Never mind, there are lots of other Player A’s we can average out to come up with our magical 14 percent hold. On average, they turn over their money enough times to average out to 14 percent. Or so we hope.
But you can’t teach your customers how to be customers, though it would be nice if we could. The conversation might go something like this: “Excuse me Player A, you can’t leave now, you need to turn your money over another 12 times in order for us to meet our ‘expected gain.’ Oh, and by the way, I would prefer it if you did not cash out your winnings until you are done playing, as that creates what we call a ‘false drop’ and it’s going to mess up my numbers.”
So all these players are out there just doing as they please, with nary a thought for our back-of-house calculations. How dare they?!
There are a couple of mathematical issues at odds here. First, averages alone can often be misleading. Second, the averaging of averages will seldom produce a result from which an intelligent conclusion can be drawn. To illustrate, allow me to draw a couple of sporting analogies.
Baseball Team A and Baseball Team B produced batting averages last year (2010) of .267 and .274, respectively.
Naturally, one might assume, Team B was the more successful of the two. Except that Team A was the New York Yankees (95–67), and Team B was the Kansas City Royals (67–95). Remember, these are actual averages.
Now, consider the averaging of averages.
Let’s take Mark Teixeira of the New York Yankees, for example. (I confess, at this point, I know more about cricket than baseball, so maybe I can learn something here, too.) Here are some of Teixeira’s “averages”:
Career Batting Average: .286
Regular Season (2010) Average: .256
Post Season (2010) Average: .148
If my math is correct, on average, Teixeira bats … 0.23? Last I heard, Mark was making $20 million a year. Maybe it’s time we checked his file?
Clearly the above, albeit facetious, analysis is absurd. And yet we perform the same analyses of our own hold percentage repeatedly, puzzling at the results.
Over and above the problem of averaging lies another mathematical axiom that cannot be ignored: The Law of Large Numbers.
There is no principle that a small number of observations will converge to the expected value or that a streak of one value will immediately be “balanced” by the others. So says The Law of Large Numbers. One night’s observations (Drawing Night) or Willy the Whale’s play are not large numbers.
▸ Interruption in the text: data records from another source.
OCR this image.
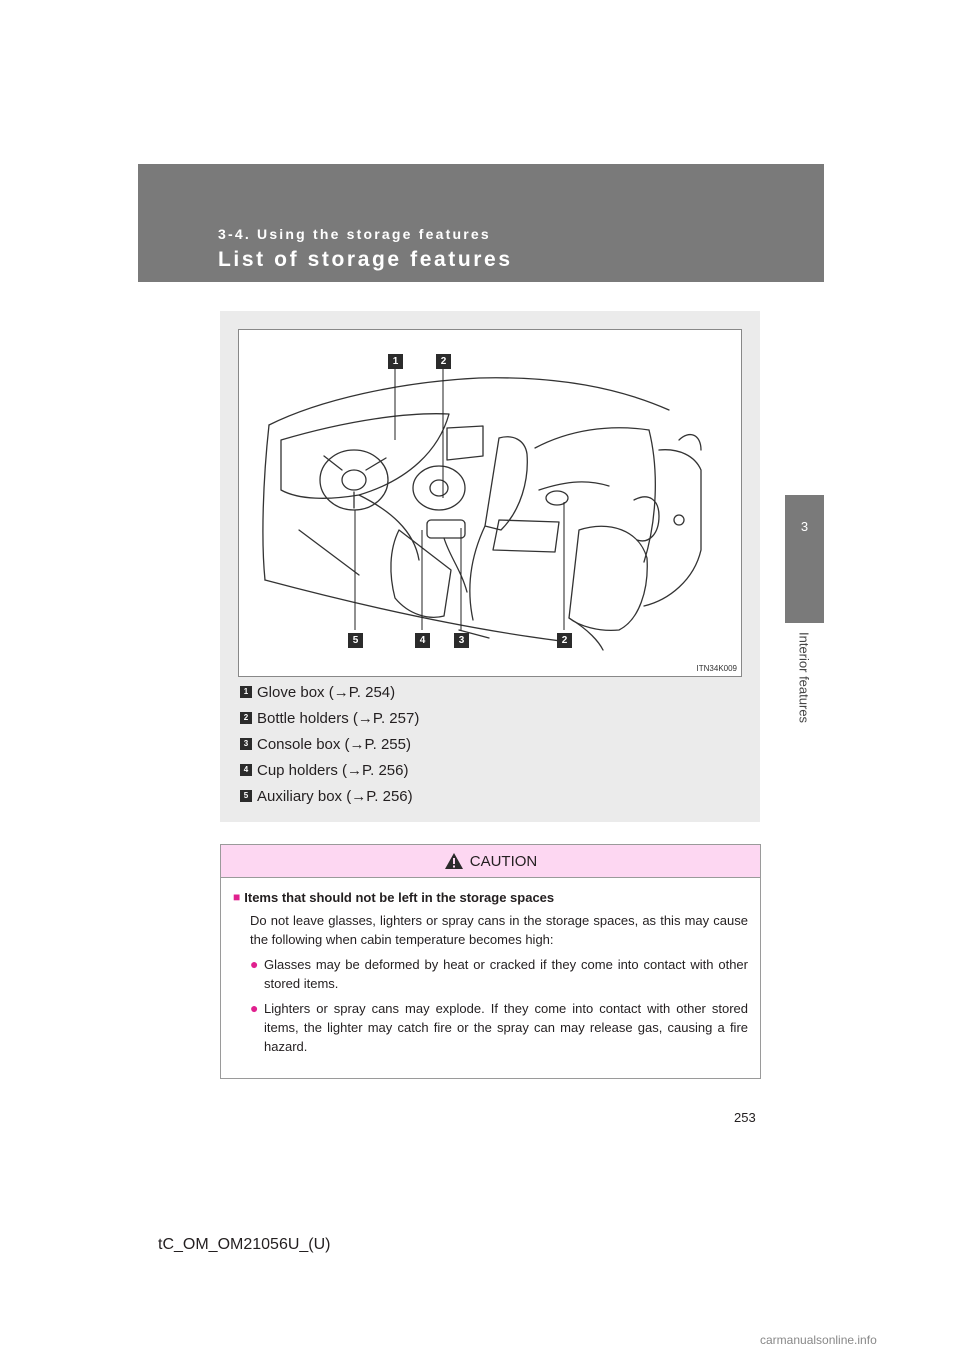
3-4. Using the storage features
List of storage features
3
Interior features
1	2
5	4	3	2
ITN34K009
1 Glove box (→P. 254)
2 Bottle holders (→P. 257)
3 Console box (→P. 255)
4 Cup holders (→P. 256)
5 Auxiliary box (→P. 256)
CAUTION
■ Items that should not be left in the storage spaces
Do not leave glasses, lighters or spray cans in the storage spaces, as this may cause the following when cabin temperature becomes high:
● Glasses may be deformed by heat or cracked if they come into contact with other stored items.
● Lighters or spray cans may explode. If they come into contact with other stored items, the lighter may catch fire or the spray can may release gas, causing a fire hazard.
253
tC_OM_OM21056U_(U)
carmanualsonline.info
Further, you cannot “take out” the activities of certain players or certain nights to satisfy your expectations. If you do, you arrive at another number, which is neither your “hold percentage” nor any other number I am familiar with. One day, one week, one month are not “large numbers” in terms of assessing hold percentage. Given the (uncontrollable) variables that go into the equation they are, well, just numbers.
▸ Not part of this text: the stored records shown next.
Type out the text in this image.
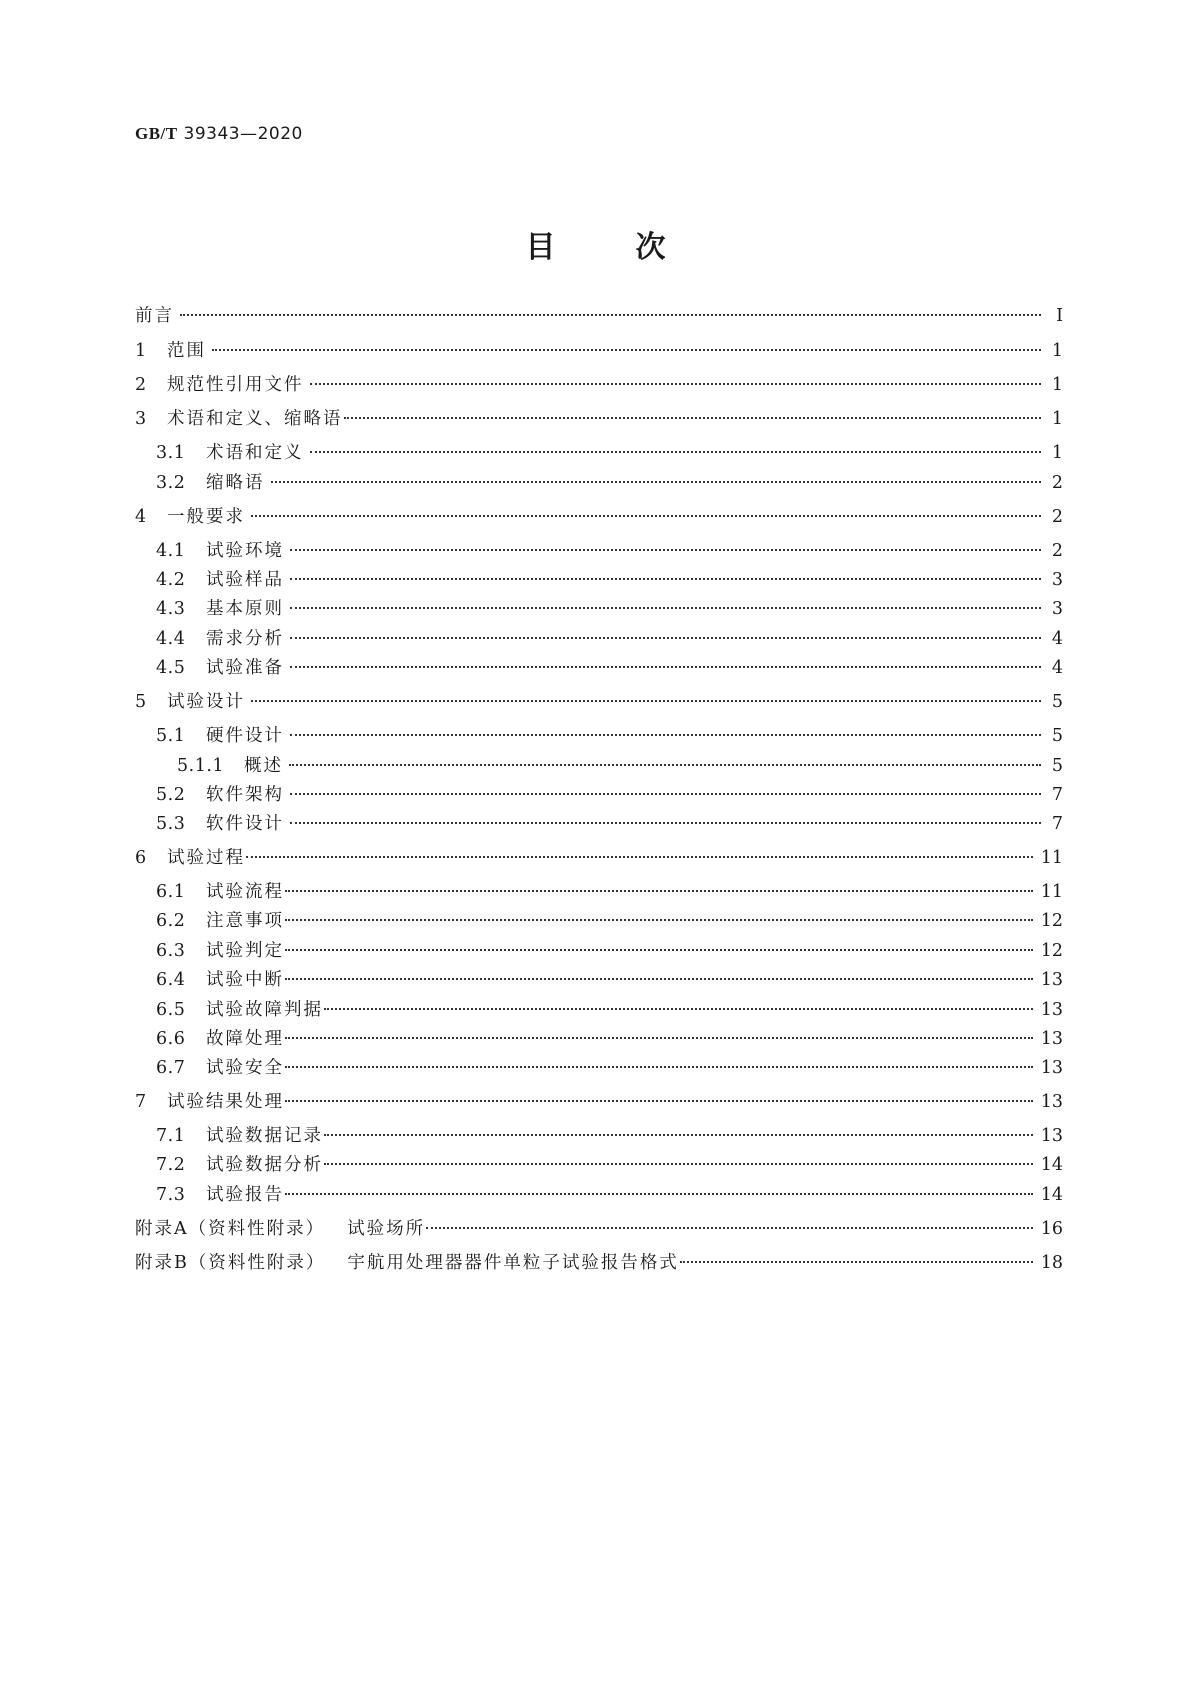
GB/T 39343—2020
目次
前言	Ⅰ
1 范围	1
2 规范性引用文件	1
3 术语和定义、缩略语	1
3.1 术语和定义	1
3.2 缩略语	2
4 一般要求	2
4.1 试验环境	2
4.2 试验样品	3
4.3 基本原则	3
4.4 需求分析	4
4.5 试验准备	4
5 试验设计	5
5.1 硬件设计	5
5.1.1 概述	5
5.2 软件架构	7
5.3 软件设计	7
6 试验过程	11
6.1 试验流程	11
6.2 注意事项	12
6.3 试验判定	12
6.4 试验中断	13
6.5 试验故障判据	13
6.6 故障处理	13
6.7 试验安全	13
7 试验结果处理	13
7.1 试验数据记录	13
7.2 试验数据分析	14
7.3 试验报告	14
附录A（资料性附录） 试验场所	16
附录B（资料性附录） 宇航用处理器器件单粒子试验报告格式	18
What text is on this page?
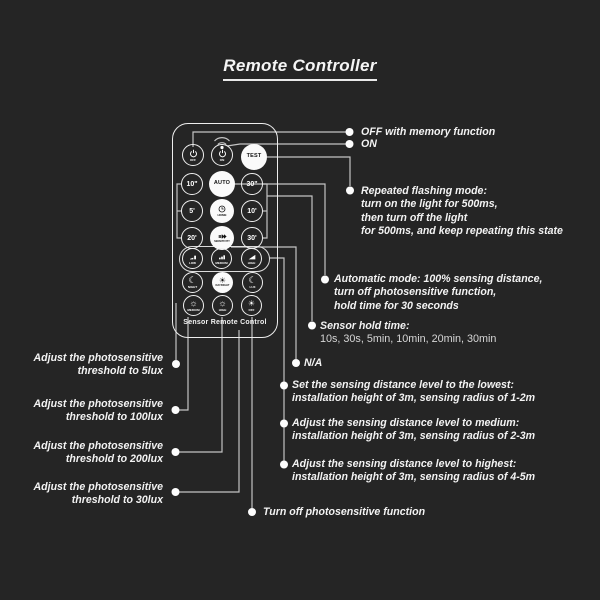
Remote Controller
OFF	ON
TEST
10"	AUTO 30"
5'
HOME
10'
20'
SENSITIVITY
30'
LOW	MEDIUM	HIGH
☾
NIGHT
☀
DAY/NIGHT
☾
LUX
☼
MEDIUM
☼
HIGH
☀
OFF
Sensor Remote Control
Adjust the photosensitive
threshold to 5lux
Adjust the photosensitive
threshold to 100lux
Adjust the photosensitive
threshold to 200lux
Adjust the photosensitive
threshold to 30lux
OFF with memory function
ON
Repeated flashing mode:
turn on the light for 500ms,
then turn off the light
for 500ms, and keep repeating this state
Automatic mode: 100% sensing distance,
turn off photosensitive function,
hold time for 30 seconds
Sensor hold time:
10s, 30s, 5min, 10min, 20min, 30min
N/A
Set the sensing distance level to the lowest:
installation height of 3m, sensing radius of 1-2m
Adjust the sensing distance level to medium:
installation height of 3m, sensing radius of 2-3m
Adjust the sensing distance level to highest:
installation height of 3m, sensing radius of 4-5m
Turn off photosensitive function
So, if 14 percent is your number, then I suggest you collect a “large number” of observations to support it. In the meantime, I would concentrate on a far more important number—let’s call it “volume.” It’s not really a number, but when you have more of it, you make more revenue, because, last time I looked, the customers bust before we do.
I know of two other groups that are not interested in your hold percentage: thieves and bank managers.
Perhaps, like me, they are wondering if the emperor is wearing any clothes.